Brent crude futures rose $1.13, or 1.8 percent, to $62.95 a barrel at 0611 GMT. They dropped 0.5 percent on Wednesday.
US West Texas Intermediate (WTI) crude futures were up 90 cents, or 1.7 percent, at $54.66 a barrel. WTI fell 0.26 percent in the previous session.
“It’s a very mixed bag of factors. In the US (oil) demand is likely to be picking up into summer and the OPEC meeting looks like there’s going to be an extension or even more cuts is a possibility,” said Phin Zeibell, senior economist at National Australia Bank.
After swelling to near two-year highs, US crude stocks fell by 3.1 million barrels last week, compared with analyst expectations for a draw of 1.1 million barrels, the Energy Information Administration (EIA) said.
Refined products also posted surprise drawdowns due to a rise as gasoline demand ticked higher on a weekly basis and surged 6.5 percent from a year ago.
Members of the Organization of the Petroleum Exporting Countries (OPEC) agreed to meet on July 1, followed by a meeting with non-OPEC allies on July 2, after weeks of wrangling over dates.
OPEC and its allies will discuss whether to extend a deal on cutting 1.2 million barrels per day of production that runs out this month.
Momentum for an agreement appeared to be building as the United Arab Emirates’ energy minister told Al-Bayan newspaper that an extension is “logical and reasonable.”
Expectations the US Federal Reserve could cut interest rates at its next meeting and confirmation that the chief US trade negotiator will meet his Chinese counterpart before a meeting between President Donald Trump and Chinese President Xi Jinping next week are also supporting markets.
“Fresh stimulus from the largest economies will greatly improve the demand side argument. A positive outcome with the US — China would be icing on the cake,” said Edward Moya, senior market analyst at brokers OANDA.
Tensions remain high in the Middle East after last week’s tanker attacks, which boosted oil prices.
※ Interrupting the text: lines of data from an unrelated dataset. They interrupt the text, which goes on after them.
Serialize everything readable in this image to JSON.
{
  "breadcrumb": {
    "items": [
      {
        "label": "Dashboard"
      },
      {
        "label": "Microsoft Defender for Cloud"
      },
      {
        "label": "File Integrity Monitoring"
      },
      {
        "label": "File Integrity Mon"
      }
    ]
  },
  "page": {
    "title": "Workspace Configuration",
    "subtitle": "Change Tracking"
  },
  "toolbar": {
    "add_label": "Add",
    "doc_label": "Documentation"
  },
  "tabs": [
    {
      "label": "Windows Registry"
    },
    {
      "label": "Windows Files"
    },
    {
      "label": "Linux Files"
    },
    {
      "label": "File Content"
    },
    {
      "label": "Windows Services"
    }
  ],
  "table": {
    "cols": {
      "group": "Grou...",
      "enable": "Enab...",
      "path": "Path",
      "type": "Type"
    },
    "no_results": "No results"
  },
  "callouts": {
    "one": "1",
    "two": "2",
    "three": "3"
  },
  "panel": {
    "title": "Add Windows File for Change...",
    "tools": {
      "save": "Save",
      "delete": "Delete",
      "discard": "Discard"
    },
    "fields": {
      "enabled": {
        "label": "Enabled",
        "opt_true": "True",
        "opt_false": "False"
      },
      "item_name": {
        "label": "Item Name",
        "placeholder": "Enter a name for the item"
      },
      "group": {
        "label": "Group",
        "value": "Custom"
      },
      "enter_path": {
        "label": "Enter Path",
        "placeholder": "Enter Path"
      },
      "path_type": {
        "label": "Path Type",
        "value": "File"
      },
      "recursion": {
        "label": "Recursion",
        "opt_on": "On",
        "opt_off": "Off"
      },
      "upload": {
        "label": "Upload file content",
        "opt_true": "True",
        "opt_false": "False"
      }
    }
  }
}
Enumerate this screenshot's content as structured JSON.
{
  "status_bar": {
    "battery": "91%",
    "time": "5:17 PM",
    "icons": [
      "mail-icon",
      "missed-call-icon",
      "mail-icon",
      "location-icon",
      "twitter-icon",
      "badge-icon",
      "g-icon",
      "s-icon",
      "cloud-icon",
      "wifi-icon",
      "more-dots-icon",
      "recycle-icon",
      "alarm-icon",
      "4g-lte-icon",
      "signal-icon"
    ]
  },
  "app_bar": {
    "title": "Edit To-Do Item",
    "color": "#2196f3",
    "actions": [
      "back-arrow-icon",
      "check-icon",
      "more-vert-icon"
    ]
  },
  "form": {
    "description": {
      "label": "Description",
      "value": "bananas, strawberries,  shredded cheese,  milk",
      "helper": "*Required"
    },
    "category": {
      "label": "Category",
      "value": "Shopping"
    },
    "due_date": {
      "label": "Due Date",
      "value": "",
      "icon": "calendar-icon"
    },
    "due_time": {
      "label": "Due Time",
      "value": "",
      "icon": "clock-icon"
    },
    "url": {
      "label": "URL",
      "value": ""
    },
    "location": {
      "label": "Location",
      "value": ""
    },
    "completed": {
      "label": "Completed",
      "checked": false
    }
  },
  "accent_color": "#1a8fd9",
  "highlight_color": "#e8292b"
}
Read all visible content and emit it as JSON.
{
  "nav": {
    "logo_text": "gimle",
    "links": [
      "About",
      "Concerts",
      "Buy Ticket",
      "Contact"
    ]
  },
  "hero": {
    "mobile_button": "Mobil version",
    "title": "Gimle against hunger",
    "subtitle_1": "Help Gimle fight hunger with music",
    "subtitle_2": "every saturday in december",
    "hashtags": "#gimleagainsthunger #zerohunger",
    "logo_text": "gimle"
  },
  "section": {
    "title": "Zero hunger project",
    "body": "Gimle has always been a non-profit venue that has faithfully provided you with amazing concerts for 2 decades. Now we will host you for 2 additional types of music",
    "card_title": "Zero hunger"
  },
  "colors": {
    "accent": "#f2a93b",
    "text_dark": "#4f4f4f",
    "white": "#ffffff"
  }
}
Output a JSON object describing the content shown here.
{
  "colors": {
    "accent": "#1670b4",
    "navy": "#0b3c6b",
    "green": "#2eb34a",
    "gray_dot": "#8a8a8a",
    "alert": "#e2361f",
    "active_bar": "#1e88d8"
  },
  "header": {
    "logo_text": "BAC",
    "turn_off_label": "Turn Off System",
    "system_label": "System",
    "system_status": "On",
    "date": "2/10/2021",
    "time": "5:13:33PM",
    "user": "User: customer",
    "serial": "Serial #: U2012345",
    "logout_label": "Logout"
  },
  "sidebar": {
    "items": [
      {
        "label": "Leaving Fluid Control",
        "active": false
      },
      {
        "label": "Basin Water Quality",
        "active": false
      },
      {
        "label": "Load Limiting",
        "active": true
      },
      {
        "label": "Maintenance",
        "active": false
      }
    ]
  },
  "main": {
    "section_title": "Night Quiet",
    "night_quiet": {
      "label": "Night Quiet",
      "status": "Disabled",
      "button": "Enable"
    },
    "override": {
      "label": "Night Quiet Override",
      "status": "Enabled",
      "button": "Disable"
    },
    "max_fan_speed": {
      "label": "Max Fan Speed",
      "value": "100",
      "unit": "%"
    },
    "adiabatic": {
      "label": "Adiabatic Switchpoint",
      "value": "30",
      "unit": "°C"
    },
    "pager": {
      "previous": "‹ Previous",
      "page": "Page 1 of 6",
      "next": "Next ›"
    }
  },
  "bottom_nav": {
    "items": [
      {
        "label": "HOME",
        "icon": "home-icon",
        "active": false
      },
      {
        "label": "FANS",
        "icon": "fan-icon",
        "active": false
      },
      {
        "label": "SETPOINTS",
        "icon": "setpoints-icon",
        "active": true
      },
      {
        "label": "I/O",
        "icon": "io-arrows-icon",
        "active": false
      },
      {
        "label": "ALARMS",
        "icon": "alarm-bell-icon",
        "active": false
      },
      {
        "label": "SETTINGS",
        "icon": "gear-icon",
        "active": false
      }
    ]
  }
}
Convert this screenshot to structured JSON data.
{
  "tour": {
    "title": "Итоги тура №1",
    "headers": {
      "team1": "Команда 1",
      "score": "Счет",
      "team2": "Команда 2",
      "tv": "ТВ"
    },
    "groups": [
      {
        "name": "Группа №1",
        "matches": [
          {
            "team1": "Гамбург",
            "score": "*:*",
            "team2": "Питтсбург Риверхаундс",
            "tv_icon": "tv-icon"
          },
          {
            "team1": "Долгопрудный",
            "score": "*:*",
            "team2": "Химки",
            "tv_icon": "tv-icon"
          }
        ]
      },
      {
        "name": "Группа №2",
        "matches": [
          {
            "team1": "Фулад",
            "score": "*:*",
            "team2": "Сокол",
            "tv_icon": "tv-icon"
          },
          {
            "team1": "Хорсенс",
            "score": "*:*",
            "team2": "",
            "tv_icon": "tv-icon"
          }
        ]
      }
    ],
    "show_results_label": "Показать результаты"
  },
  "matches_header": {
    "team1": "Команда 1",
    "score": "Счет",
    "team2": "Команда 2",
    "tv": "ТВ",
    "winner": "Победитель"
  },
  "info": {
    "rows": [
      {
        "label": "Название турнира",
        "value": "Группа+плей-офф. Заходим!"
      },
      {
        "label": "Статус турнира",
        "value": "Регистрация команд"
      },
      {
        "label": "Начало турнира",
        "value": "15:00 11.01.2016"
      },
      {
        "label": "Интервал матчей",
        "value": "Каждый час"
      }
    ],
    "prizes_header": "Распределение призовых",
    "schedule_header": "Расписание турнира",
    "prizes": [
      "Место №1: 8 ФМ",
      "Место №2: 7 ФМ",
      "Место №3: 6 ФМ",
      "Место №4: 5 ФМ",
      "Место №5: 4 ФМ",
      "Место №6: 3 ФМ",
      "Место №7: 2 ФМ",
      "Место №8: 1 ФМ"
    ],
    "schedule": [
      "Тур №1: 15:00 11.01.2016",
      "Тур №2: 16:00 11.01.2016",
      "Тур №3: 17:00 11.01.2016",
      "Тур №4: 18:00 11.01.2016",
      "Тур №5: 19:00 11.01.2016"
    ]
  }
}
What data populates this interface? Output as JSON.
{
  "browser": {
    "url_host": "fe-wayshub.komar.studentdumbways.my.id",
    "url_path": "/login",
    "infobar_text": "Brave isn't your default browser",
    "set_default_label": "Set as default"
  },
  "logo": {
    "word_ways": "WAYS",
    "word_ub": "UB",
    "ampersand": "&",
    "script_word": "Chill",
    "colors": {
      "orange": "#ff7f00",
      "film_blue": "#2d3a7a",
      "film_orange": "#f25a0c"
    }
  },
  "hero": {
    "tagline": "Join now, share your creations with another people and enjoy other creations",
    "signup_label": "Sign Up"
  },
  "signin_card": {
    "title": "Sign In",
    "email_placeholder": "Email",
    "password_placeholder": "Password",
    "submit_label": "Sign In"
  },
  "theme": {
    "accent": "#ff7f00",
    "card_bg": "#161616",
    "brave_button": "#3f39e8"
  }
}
Fears of a confrontation between Iran and the United States have mounted, with Washington blaming Tehran, which has denied any role.
In the latest escalation, Iran’s elite Revolutionary Guards have shot down a US “spy” drone in the southern province of Hormozgan, the Guards’ news website Sepah News said on Thursday.
“The geopolitical side is the wild card and can’t be predicted, not just the Iran concerns but also the trade meeting between Trump and Xi,” said Zeibell, adding “we expect to see an improvement in oil prices over the next month or two.”